Rex has accused Qantas of “hoarding” the most lucrative take-off time slots at airports, leaving smaller carriers with the “crumbs” of less popular times.
The airline’s deputy chairman, John Sharp, told The Guardian it was “as plain as the nose on your face” that the Flying Kangaroo was “cancelling sufficient flights to remain within the 80-20 rule”.
It comes after the ACCC on Monday argued that larger airlines “can exploit” the rules to stifle competition from smaller carriers, while Sydney Airport agreed the nationwide system doesn’t work. Qantas has strongly denied any wrongdoing.
Currently, an airline can hold a timeslot at an airport indefinitely as long as it flies it 80 per cent of the time – allowing carriers to cancel up to a fifth of flights and maintain a monopoly on the most in-demand times.
It’s led to accusations from critics that airlines take slots they don’t actually need because there is a huge buffer to cancel so many of them, forever blocking out rivals.
“We certainly have struggled to get slots at Sydney Airport in order to enable us to compete on the major routes, and as a consequence, we don’t get the best slots. We have to use the crumbs that are left on the table,” said Sharp.
“It does require immediate attention because it’s holding back competition in the airline market space, resulting in air fares being higher than they ought to be and services not as good as they should be.”
Sharp himself introduced the rule as a minister in the Howard government but has since repeatedly spoken of his great regret in doing so.
“We shouldn’t have been so generous with the 80–20 split.
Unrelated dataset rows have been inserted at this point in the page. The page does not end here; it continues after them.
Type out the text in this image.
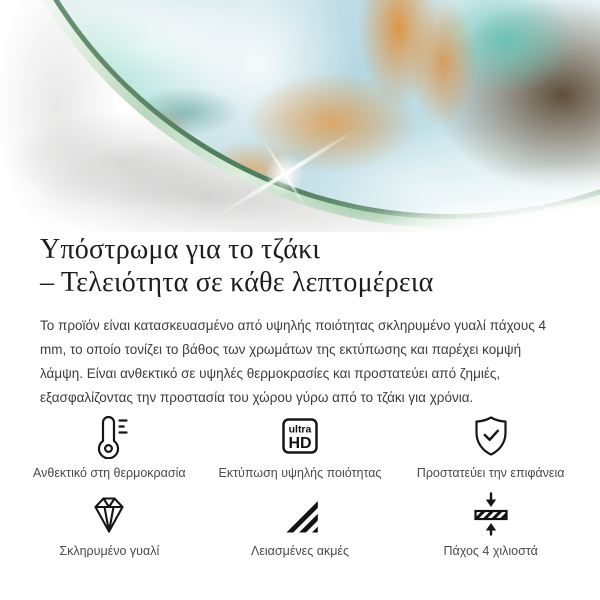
Υπόστρωμα για το τζάκι
– Τελειότητα σε κάθε λεπτομέρεια

Το προϊόν είναι κατασκευασμένο από υψηλής ποιότητας σκληρυμένο γυαλί πάχους 4 mm, το οποίο τονίζει το βάθος των χρωμάτων της εκτύπωσης και παρέχει κομψή λάμψη. Είναι ανθεκτικό σε υψηλές θερμοκρασίες και προστατεύει από ζημιές, εξασφαλίζοντας την προστασία του χώρου γύρω από το τζάκι για χρόνια.

Ανθεκτικό στη θερμοκρασία
ultra
HD
Εκτύπωση υψηλής ποιότητας	Προστατεύει την επιφάνεια
Σκληρυμένο γυαλί	Λειασμένες ακμές	Πάχος 4 χιλιοστά
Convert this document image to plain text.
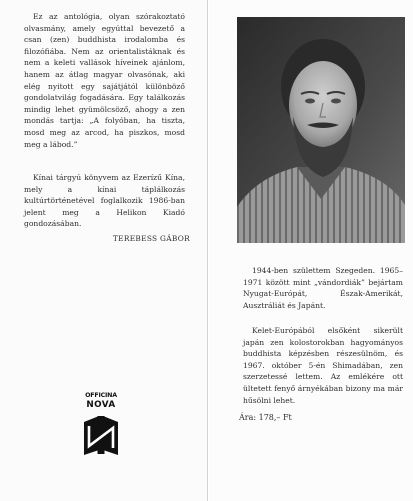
Ez az antológia, olyan szórakoztató olvasmány, amely egyúttal bevezető a csan (zen) buddhista irodalomba és filozófiába. Nem az orientalistáknak és nem a keleti vallások híveinek ajánlom, hanem az átlag magyar olvasónak, aki elég nyitott egy sajátjától különböző gondolatvilág fogadására. Egy találkozás mindig lehet gyümölcsöző, ahogy a zen mondás tartja: „A folyóban, ha tiszta, mosd meg az arcod, ha piszkos, mosd meg a lábod.”

Kínai tárgyú könyvem az Ezerízű Kína, mely a kínai táplálkozás kultúrtörténetével foglalkozik 1986-ban jelent meg a Helikon Kiadó gondozásában.

TEREBESS GÁBOR

OFFICINA
NOVA

1944-ben születtem Szegeden. 1965–1971 között mint „vándordiák” bejártam Nyugat-Európát, Észak-Amerikát, Ausztráliát és Japánt.

Kelet-Európából elsőként sikerült japán zen kolostorokban hagyományos buddhista képzésben részesülnöm, és 1967. október 5-én Shimadában, zen szerzetessé lettem. Az emlékére ott ültetett fenyő árnyékában bizony ma már hűsölni lehet.

Ára: 178,– Ft
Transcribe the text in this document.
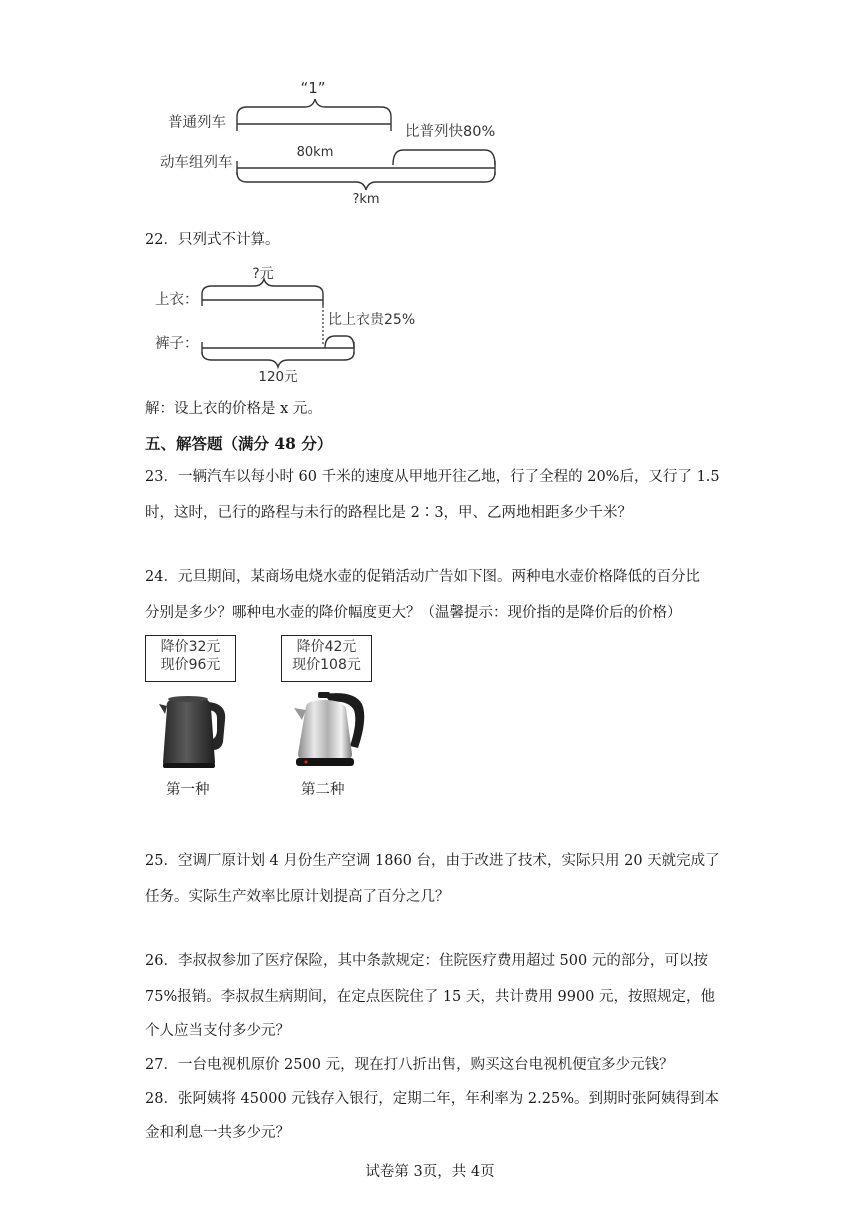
“1”
普通列车
比普列快80%
80km
动车组列车
?km
22．只列式不计算。
?元
上衣：
比上衣贵25%
裤子：
120元
解：设上衣的价格是 x 元。
五、解答题（满分 48 分）
23．一辆汽车以每小时 60 千米的速度从甲地开往乙地，行了全程的 20%后，又行了 1.5
时，这时，已行的路程与未行的路程比是 2∶3，甲、乙两地相距多少千米？
24．元旦期间，某商场电烧水壶的促销活动广告如下图。两种电水壶价格降低的百分比
分别是多少？哪种电水壶的降价幅度更大？（温馨提示：现价指的是降价后的价格）
降价32元
现价96元
降价42元
现价108元
第一种	第二种
25．空调厂原计划 4 月份生产空调 1860 台，由于改进了技术，实际只用 20 天就完成了
任务。实际生产效率比原计划提高了百分之几？
26．李叔叔参加了医疗保险，其中条款规定：住院医疗费用超过 500 元的部分，可以按
75%报销。李叔叔生病期间，在定点医院住了 15 天，共计费用 9900 元，按照规定，他
个人应当支付多少元？
27．一台电视机原价 2500 元，现在打八折出售，购买这台电视机便宜多少元钱？
28．张阿姨将 45000 元钱存入银行，定期二年，年利率为 2.25%。到期时张阿姨得到本
金和利息一共多少元？
试卷第 3页，共 4页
It should have been 90–10. Or we should have put an audit process in place to make sure airlines were only cancelling flights within a slot for legitimate reasons or reasons related to something beyond their control. So that’s a mistake we made at that time,” he told Australian Aviation last year.
Rex is not the only airline to be demanding action on the slot system, with Bonza CEO Tim Jordan telling the Australian Aviation Podcast this week that you “have to question why” the cancellation rate at Sydney is three or four times higher than in the rest of the country, and that the system is an impediment to competitive growth in the domestic market.
“We’ve just gone through, in mid to late 2022, the worst on-time performance in the history of Australian aviation,” Jordan said.
“Based on the existing rules, no carrier has been forced to my knowledge, to have given up any slots at Sydney, which probably tells you the current system doesn’t work as envisaged.”
The ACCC warned this week that Sydney slots are open to hoarding by larger airlines – a stance backed by the airport itself, which doesn’t make the rules.
“Rules allowing airlines to retain slots in perpetuity exacerbates capacity constraints by limiting the opportunities for new or expanding airlines to acquire slots needed to launch new services and compete,” the competition watchdog said.
In a 2020 submission to the Sydney Airport Demand Management (SADM) Discussion Paper, Qantas said it was using its slots in accordance with the 80-20 rule and “strongly denied suggestions of impropriety”.
“Where cancellations occur, they are primarily due to factors outside the airline’s control. These include weather events such as fog, storms and wind (at Sydney Airport, as well as other airports, e.g. Brisbane and Melbourne, which has a flow on effect to Sydney Airport) and operational cancellations, such as unscheduled engineering events resulting in Aircraft on Ground (AOG),” the airline wrote.